Chemists are running low on Rescue Remedy and Dioralyte, and social media is full of people humblebragging about how well they did at life, despite failing their exams. It can only mean on thing – it’s Leaving Cert results week. Here are 19 tips for surviving it.
1. Practise good self-care. This may include getting an adequate amount of sleep, eating nutritious food, making time for recreation, and staying far away from your very brainy friends.
2. It may also include keeping a wide berth of the steps of the Institute of Education on Leeson Street, where all of the country’s brainiest students seem to congregate, ready to oblige the phalanx of waiting newspaper photographers by jumping off on command, while brandishing their results.
3. If possible, be in another country – preferably one with poor wifi coverage, making reading other people’s PDAs (public displays of accomplishment) on social media more difficult.
4. If you’re planning to get your exam results online, set a specific time to check, and keep yourself busy until that time. Did getting up at dawn and pressing refresh until your index figure seized up help you procure tickets for Electric Picnic? No it did not, and it won’t help you get 600 points either.
5. Breathe. Yes, it’s something you typically do anyway (aren’t you clever?), but focusing on your breathing, and taking deep breathes right into your lungs, sends a message to your brain to slow down and relax.
6. Take a psychobiotic. Researchers at the APC Microbiome Institute at University College Cork have discovered a link between the bacteria in your gut and your stress levels. Taking a daily capsule containing the bacterial strain Bifidobacterium longum 1714 has been shown in studies to reduce stress, anxiety, and depressive-like behaviours and to improve your memory. Where were you in June, 1714?
7. Reframe your expectations. If you're happy with your results, great – move straight to point 11 below. If you're not, look on it as an opportunity to develop resilience, rethink your plans and binge on Netflix and sausage sandwiches. Actually, however you do, sausage sandwiches will make everything seem better.
8. Reframe your parents' expectations. This is particularly important if you have the kind of parents who spent the month of June telling everyone that you doing the Leaving was worse than giving birth to you, and are now anxiously preparing for "our results". Start dropping hints about your plans to rent out yurts in Thailand for a living.
9. Avoid reading anything on Facebook written by someone who wants to share how failed their Leaving Cert and are now renting out yurts in Thailand for a living. Or running a tech empire in Silicon Valley; an airline; a country, or a successful business peddling platitudes about how failing the Leaving Cert didn't define them. It won't help. The Leaving Cert might not matter to them but, for this week at least, it matters to you. Ignore anyone who tries to delegitimise your very natural apprehension.
10. If you do worse than expected, recognise that you are not an accumulation of C1s and B2s and half-remembered facts about the characteristics of saprophytic fungi or the difference between exponential functions and a hole in the head. What matters far more than points on a piece of paper are your life experiences and your responses to them: your passions; the grit and resilience that you’ve acquired along the way; your persuasiveness; your empathy; your creativity; your entrepreneurialism; your cop on; your sense of right and wrong; your ability to hustle – none of which can be measured by marks out of 600.
11. If you do better than expected, don’t be that guy or girl. Rein in the smug. Lay off the PDAs. Refuse all requests to jump off the steps of the Institute of Education while holding your results in your hand.

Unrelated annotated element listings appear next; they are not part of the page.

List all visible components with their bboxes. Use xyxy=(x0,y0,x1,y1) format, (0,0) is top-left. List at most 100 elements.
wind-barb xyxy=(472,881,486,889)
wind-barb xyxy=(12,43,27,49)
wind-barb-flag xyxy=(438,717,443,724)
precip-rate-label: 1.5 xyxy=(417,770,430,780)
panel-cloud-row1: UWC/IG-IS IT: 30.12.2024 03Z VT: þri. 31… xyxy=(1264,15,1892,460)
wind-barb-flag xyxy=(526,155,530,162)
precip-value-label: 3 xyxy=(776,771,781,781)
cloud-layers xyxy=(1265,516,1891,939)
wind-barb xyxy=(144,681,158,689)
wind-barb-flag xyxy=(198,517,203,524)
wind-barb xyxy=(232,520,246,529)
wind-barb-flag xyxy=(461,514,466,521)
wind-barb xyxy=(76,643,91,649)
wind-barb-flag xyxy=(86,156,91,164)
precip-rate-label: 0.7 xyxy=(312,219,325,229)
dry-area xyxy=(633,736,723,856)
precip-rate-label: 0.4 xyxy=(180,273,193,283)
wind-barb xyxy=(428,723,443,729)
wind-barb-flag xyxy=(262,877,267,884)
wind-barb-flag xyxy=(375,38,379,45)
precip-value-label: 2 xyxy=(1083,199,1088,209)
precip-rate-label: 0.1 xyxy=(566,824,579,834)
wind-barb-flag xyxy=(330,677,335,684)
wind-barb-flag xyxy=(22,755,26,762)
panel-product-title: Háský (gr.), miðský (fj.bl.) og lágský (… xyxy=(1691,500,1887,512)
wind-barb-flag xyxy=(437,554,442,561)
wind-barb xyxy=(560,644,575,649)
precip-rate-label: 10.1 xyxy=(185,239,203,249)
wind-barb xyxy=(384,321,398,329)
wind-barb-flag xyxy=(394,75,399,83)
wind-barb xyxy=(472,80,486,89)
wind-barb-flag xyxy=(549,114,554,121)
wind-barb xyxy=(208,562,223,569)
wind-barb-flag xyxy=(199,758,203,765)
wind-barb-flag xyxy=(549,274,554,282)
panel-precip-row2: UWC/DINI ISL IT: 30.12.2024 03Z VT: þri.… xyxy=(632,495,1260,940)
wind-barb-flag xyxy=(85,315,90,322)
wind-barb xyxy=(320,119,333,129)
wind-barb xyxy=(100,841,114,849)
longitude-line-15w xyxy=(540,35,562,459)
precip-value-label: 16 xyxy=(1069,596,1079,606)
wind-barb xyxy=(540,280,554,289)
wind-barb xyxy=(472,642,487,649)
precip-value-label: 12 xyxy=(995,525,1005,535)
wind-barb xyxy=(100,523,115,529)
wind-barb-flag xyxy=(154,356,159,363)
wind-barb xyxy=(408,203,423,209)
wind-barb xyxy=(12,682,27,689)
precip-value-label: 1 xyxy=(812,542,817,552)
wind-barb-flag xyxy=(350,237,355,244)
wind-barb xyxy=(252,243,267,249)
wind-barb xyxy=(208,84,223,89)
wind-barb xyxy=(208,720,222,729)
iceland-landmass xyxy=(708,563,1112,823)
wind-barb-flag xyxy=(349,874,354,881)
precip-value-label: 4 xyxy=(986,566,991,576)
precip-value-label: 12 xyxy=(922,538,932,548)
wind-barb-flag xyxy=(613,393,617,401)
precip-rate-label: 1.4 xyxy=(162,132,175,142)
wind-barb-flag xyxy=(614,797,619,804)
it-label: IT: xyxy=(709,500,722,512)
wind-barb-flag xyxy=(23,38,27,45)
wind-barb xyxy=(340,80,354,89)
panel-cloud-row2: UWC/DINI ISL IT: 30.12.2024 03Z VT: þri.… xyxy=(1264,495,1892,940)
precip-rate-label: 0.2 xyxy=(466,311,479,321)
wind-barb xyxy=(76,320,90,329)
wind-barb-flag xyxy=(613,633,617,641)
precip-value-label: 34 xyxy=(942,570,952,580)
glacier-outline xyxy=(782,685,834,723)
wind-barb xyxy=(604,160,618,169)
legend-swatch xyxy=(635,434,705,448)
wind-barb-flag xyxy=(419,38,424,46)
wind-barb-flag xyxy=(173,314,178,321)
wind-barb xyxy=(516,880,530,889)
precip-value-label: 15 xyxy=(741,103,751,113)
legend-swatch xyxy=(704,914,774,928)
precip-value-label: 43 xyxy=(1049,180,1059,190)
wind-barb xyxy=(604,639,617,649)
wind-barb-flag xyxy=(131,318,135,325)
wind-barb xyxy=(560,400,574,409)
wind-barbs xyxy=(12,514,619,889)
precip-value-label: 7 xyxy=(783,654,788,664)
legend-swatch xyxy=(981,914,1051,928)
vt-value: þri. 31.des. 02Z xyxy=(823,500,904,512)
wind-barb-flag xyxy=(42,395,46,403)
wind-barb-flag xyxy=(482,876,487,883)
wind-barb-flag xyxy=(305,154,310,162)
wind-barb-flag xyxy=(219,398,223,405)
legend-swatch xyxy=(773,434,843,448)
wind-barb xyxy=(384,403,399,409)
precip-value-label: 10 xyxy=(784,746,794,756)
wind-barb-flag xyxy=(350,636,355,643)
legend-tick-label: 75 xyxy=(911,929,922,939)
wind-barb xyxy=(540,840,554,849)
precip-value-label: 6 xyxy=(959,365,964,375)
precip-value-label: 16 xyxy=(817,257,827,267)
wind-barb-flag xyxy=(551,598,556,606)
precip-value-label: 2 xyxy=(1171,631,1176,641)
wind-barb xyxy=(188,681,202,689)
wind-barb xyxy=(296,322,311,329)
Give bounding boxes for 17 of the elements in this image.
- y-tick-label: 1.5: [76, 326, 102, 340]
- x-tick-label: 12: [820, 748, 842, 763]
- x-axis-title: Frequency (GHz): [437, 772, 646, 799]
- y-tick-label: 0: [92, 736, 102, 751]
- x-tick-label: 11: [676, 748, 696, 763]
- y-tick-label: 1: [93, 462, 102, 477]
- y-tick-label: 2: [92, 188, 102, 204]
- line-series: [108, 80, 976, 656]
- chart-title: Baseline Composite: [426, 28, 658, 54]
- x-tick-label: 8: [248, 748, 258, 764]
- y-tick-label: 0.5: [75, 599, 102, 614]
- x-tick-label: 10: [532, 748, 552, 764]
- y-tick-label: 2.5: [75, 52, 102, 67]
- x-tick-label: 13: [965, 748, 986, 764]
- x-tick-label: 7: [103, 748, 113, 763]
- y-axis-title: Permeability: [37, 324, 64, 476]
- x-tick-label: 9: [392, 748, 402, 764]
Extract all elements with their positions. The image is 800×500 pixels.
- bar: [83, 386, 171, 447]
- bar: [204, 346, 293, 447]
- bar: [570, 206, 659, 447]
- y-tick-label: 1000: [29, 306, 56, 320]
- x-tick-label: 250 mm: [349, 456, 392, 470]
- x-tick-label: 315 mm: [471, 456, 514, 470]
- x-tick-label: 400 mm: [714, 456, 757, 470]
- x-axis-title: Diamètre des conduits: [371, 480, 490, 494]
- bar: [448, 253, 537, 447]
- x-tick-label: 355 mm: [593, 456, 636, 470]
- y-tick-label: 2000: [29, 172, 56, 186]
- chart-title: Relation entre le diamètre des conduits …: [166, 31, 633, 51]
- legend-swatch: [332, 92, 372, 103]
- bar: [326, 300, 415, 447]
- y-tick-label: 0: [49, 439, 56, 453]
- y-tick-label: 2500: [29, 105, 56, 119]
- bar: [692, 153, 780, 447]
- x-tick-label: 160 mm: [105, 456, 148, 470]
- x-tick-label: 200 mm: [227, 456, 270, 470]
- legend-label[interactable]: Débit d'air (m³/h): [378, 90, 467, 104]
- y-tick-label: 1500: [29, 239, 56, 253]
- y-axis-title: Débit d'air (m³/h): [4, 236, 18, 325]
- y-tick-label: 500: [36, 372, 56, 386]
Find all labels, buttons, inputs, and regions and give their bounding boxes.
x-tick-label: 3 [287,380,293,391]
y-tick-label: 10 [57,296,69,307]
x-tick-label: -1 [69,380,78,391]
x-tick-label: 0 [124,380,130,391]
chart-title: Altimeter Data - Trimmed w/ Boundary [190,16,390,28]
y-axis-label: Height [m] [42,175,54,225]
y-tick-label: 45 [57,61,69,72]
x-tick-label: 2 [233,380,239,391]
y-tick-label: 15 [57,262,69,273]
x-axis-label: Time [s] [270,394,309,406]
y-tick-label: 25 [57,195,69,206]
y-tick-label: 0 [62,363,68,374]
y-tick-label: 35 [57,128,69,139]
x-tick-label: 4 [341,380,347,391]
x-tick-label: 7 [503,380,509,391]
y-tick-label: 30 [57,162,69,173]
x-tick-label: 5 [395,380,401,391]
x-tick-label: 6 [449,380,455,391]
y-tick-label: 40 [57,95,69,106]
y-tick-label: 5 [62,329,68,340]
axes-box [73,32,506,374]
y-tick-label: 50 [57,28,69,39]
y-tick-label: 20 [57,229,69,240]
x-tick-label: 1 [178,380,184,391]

12. You can't control your results. But you can control how you respond to them. If you are disappointed, start working on – as Sheryl Sandberg would say – kicking the sh*t out of option B.
13. Practise mindfulness. Mindfulness teaches your brain to be less reactive to stressors and to recover better from stress when you experience it. The Calm and Headspace apps are useful for beginners – particularly when you play them at loud volume on headphones any time you hear the words “well, how did you get on?”
14. Go for a run. Running is especially helpful when you don’t have headphones handy.
15. If you don’t have headphones and running is impractical, lie.
16. Ignore everyone who tells you that in ten years’ time you won’t remember how many points you got. You will remember. What will change is that you won’t care how many points you got. In terms of how you see yourself, it will be about as relevant as the age at which you first started walking, and slightly less relevant than how much you made for your communion.
17. Go easy on the booze. It might feel like an instant stress-reduction bullet, but you won’t feel better for it tomorrow. Dioralyte is not actually magic.
18. Yes, the Leaving Cert matters. It doesn’t determine the rest of your life, but it does help determine your next step. In that sense, it’s an important part of the arc of your life. If the numbers and letters written on that piece of paper aren’t what you wanted, it’s a setback. But it’s not a catastrophe. It’s not the measure of you.
19. Remember that getting disappointing results isn’t the worst thing that can happen. The worst thing that can happen is allowing those disappointing results to get to you, and convince you that you’re less than you are.